Does the Selection Make Sense?

If the primary role of the COI is limited to unearthing institutional deficiencies, then the appointments make sense on paper as all three have complimentary experiences in the administration of justice (former Supreme Court judge), enforcement (former Commissioner of Police) and policy (seasoned civil servant). All three are however to varying capacities still involved in public service; a presidential advisor, diplomatic ambassador and current MHA deputy Secretary. But to be fair, they were not packaged as an ‘independent’ commission of inquiry in the first place.

Conflict of Interest?

Nonetheless, if institutional knowledge is valued by the authorities over absolute agent autonomy, can we still realistically expect an ‘independent’ investigation?

Perhaps such a seemingly paradoxical premise is plausible. Take for example the internal affairs division in the U.S. Although they come under the Police department, they are tasked to investigate breaches of professional conduct by officers in the force. However, that falls into the realm of personal liability and not institutional deficiencies. Because of this, I share Mr Wang’s discomfort over the appointment of Dr Choong as such deficiencies may have indirectly resulted from poor planning and resource allocation by the upper echelons of the MHA (her current colleagues and bosses?). As such, Dr Choong may operate ‘independently’ (as her day-to-day job probably has more to do with keeping security threats out rather than in) but can she operate ‘objectively’?
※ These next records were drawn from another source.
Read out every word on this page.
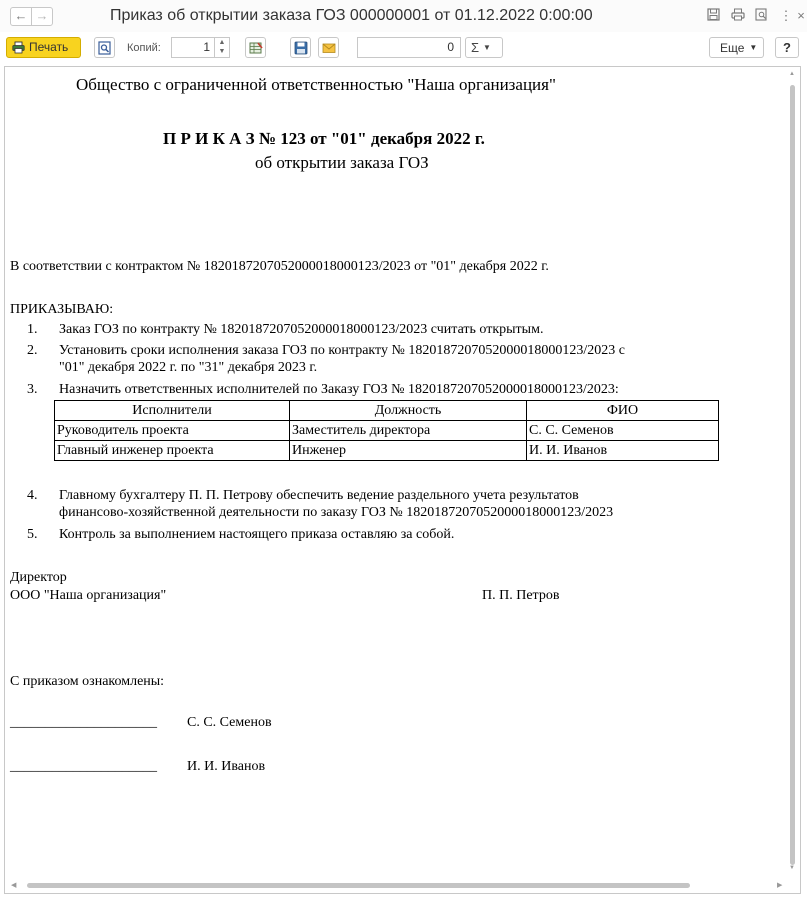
← →	Приказ об открытии заказа ГОЗ 000000001 от 01.12.2022 0:00:00	⋮ ×
Печать	Копий:	1	▲
▼	0	Σ ▼	Еще ▼	?
Общество с ограниченной ответственностью "Наша организация"
П Р И К А З № 123 от "01" декабря 2022 г.
об открытии заказа ГОЗ
В соответствии с контрактом № 1820187207052000018000123/2023 от "01" декабря 2022 г.
ПРИКАЗЫВАЮ:
1. Заказ ГОЗ по контракту № 1820187207052000018000123/2023 считать открытым.
2. Установить сроки исполнения заказа ГОЗ по контракту № 1820187207052000018000123/2023 с
"01" декабря 2022 г. по "31" декабря 2023 г.
3. Назначить ответственных исполнителей по Заказу ГОЗ № 1820187207052000018000123/2023:
Исполнители	Должность	ФИО
Руководитель проекта	Заместитель директора	С. С. Семенов
Главный инженер проекта	Инженер	И. И. Иванов
4. Главному бухгалтеру П. П. Петрову обеспечить ведение раздельного учета результатов
финансово-хозяйственной деятельности по заказу ГОЗ № 1820187207052000018000123/2023
5. Контроль за выполнением настоящего приказа оставляю за собой.
Директор
ООО "Наша организация"	П. П. Петров
С приказом ознакомлены:
_____________________ С. С. Семенов
_____________________ И. И. Иванов
▲
▼
◀	▶
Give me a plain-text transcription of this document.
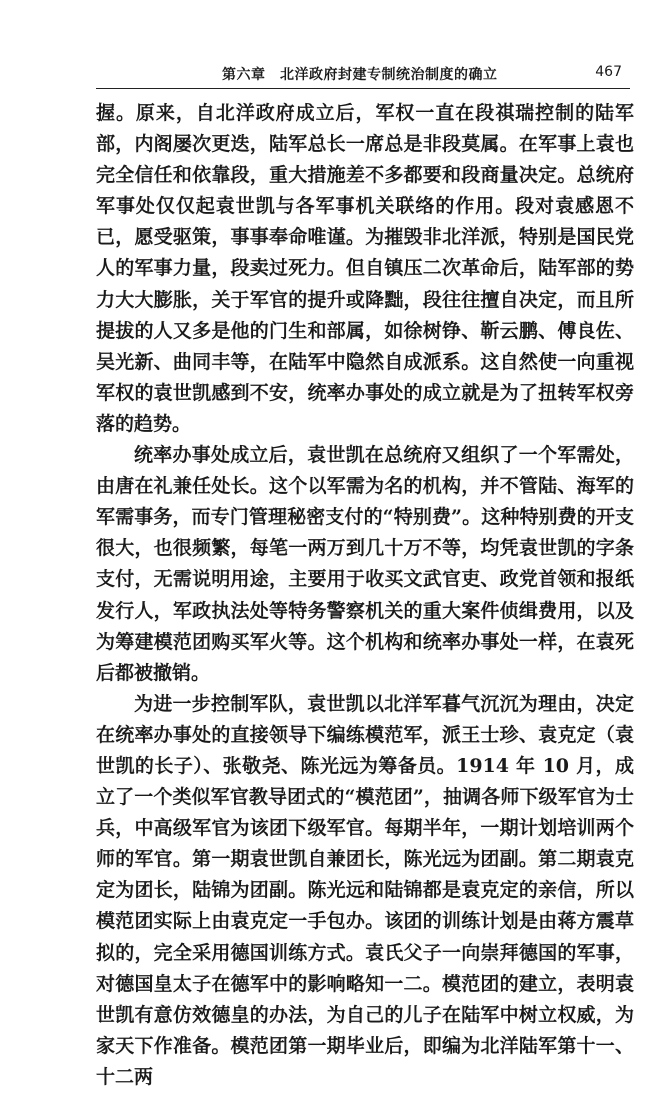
第六章　北洋政府封建专制统治制度的确立	467

握。原来，自北洋政府成立后，军权一直在段祺瑞控制的陆军部，内阁屡次更迭，陆军总长一席总是非段莫属。在军事上袁也完全信任和依靠段，重大措施差不多都要和段商量决定。总统府军事处仅仅起袁世凯与各军事机关联络的作用。段对袁感恩不已，愿受驱策，事事奉命唯谨。为摧毁非北洋派，特别是国民党人的军事力量，段卖过死力。但自镇压二次革命后，陆军部的势力大大膨胀，关于军官的提升或降黜，段往往擅自决定，而且所提拔的人又多是他的门生和部属，如徐树铮、靳云鹏、傅良佐、吴光新、曲同丰等，在陆军中隐然自成派系。这自然使一向重视军权的袁世凯感到不安，统率办事处的成立就是为了扭转军权旁落的趋势。

统率办事处成立后，袁世凯在总统府又组织了一个军需处，由唐在礼兼任处长。这个以军需为名的机构，并不管陆、海军的军需事务，而专门管理秘密支付的“特别费”。这种特别费的开支很大，也很频繁，每笔一两万到几十万不等，均凭袁世凯的字条支付，无需说明用途，主要用于收买文武官吏、政党首领和报纸发行人，军政执法处等特务警察机关的重大案件侦缉费用，以及为筹建模范团购买军火等。这个机构和统率办事处一样，在袁死后都被撤销。

为进一步控制军队，袁世凯以北洋军暮气沉沉为理由，决定在统率办事处的直接领导下编练模范军，派王士珍、袁克定（袁世凯的长子）、张敬尧、陈光远为筹备员。1914 年 10 月，成立了一个类似军官教导团式的“模范团”，抽调各师下级军官为士兵，中高级军官为该团下级军官。每期半年，一期计划培训两个师的军官。第一期袁世凯自兼团长，陈光远为团副。第二期袁克定为团长，陆锦为团副。陈光远和陆锦都是袁克定的亲信，所以模范团实际上由袁克定一手包办。该团的训练计划是由蒋方震草拟的，完全采用德国训练方式。袁氏父子一向崇拜德国的军事，对德国皇太子在德军中的影响略知一二。模范团的建立，表明袁世凯有意仿效德皇的办法，为自己的儿子在陆军中树立权威，为家天下作准备。模范团第一期毕业后，即编为北洋陆军第十一、十二两
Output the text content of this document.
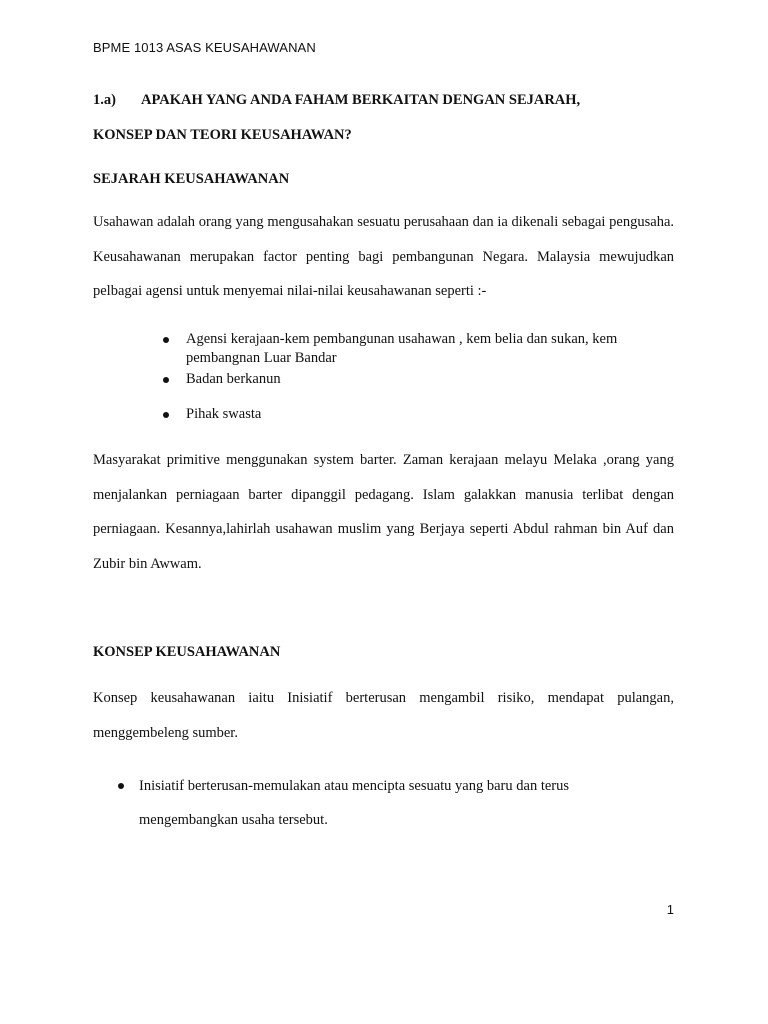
BPME 1013 ASAS KEUSAHAWANAN
1.a) APAKAH YANG ANDA FAHAM BERKAITAN DENGAN SEJARAH,
KONSEP DAN TEORI KEUSAHAWAN?
SEJARAH KEUSAHAWANAN

Usahawan adalah orang yang mengusahakan sesuatu perusahaan dan ia dikenali sebagai pengusaha. Keusahawanan merupakan factor penting bagi pembangunan Negara. Malaysia mewujudkan pelbagai agensi untuk menyemai nilai-nilai keusahawanan seperti :-

Agensi kerajaan-kem pembangunan usahawan , kem belia dan sukan, kem pembangnan Luar Bandar
Badan berkanun
Pihak swasta

Masyarakat primitive menggunakan system barter. Zaman kerajaan melayu Melaka ,orang yang menjalankan perniagaan barter dipanggil pedagang. Islam galakkan manusia terlibat dengan perniagaan. Kesannya,lahirlah usahawan muslim yang Berjaya seperti Abdul rahman bin Auf dan Zubir bin Awwam.

KONSEP KEUSAHAWANAN

Konsep keusahawanan iaitu Inisiatif berterusan mengambil risiko, mendapat pulangan, menggembeleng sumber.

Inisiatif berterusan-memulakan atau mencipta sesuatu yang baru dan terus mengembangkan usaha tersebut.
1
Alas, as the days count down to the release of the report, the debate over who should or should not be included becomes more and more academic; leaving us with the resulting report as the only marker of how “objective, balanced and comprehensive” the COI was. Perhaps only then, the independence (or lack thereof) of the investigation will be perceptible to all.

Update: Taken from the Today paper 6 March

"..... The Minister has also established a Committee of Inquiry under the Prisons Act, to discover specifically how the escape occurred and to recommend appropriate actions to prevent such an incident from occurring again...

.... However, the complete facts and circumstances addressing fully the question of how Mas Selamat escaped is now the subject of a criminal investigation and more so, an inquiry by a Committee of Inquiry. We should await their findings.""


Some sections found in the Prisons Act (chapter 247 of the Singapore Constitution)

Committee of inquiry

8. (1) Where it is expedient that the Minister, or such other person as the Minister may appoint to exercise the powers conferred upon the Minister by this Part, should be informed on any matter connected with the discipline, administration or functions of any prison or affecting any prisoner, the Minister or the person appointed by the Minister may convene a committee of inquiry.

Admissibility of evidence

15. No statement made in the course of any inquiry and no report of a committee of inquiry shall be admissible as evidence in any proceedings other than proceedings, whether criminal or disciplinary, for an offence of giving or fabricating false evidence under any written law.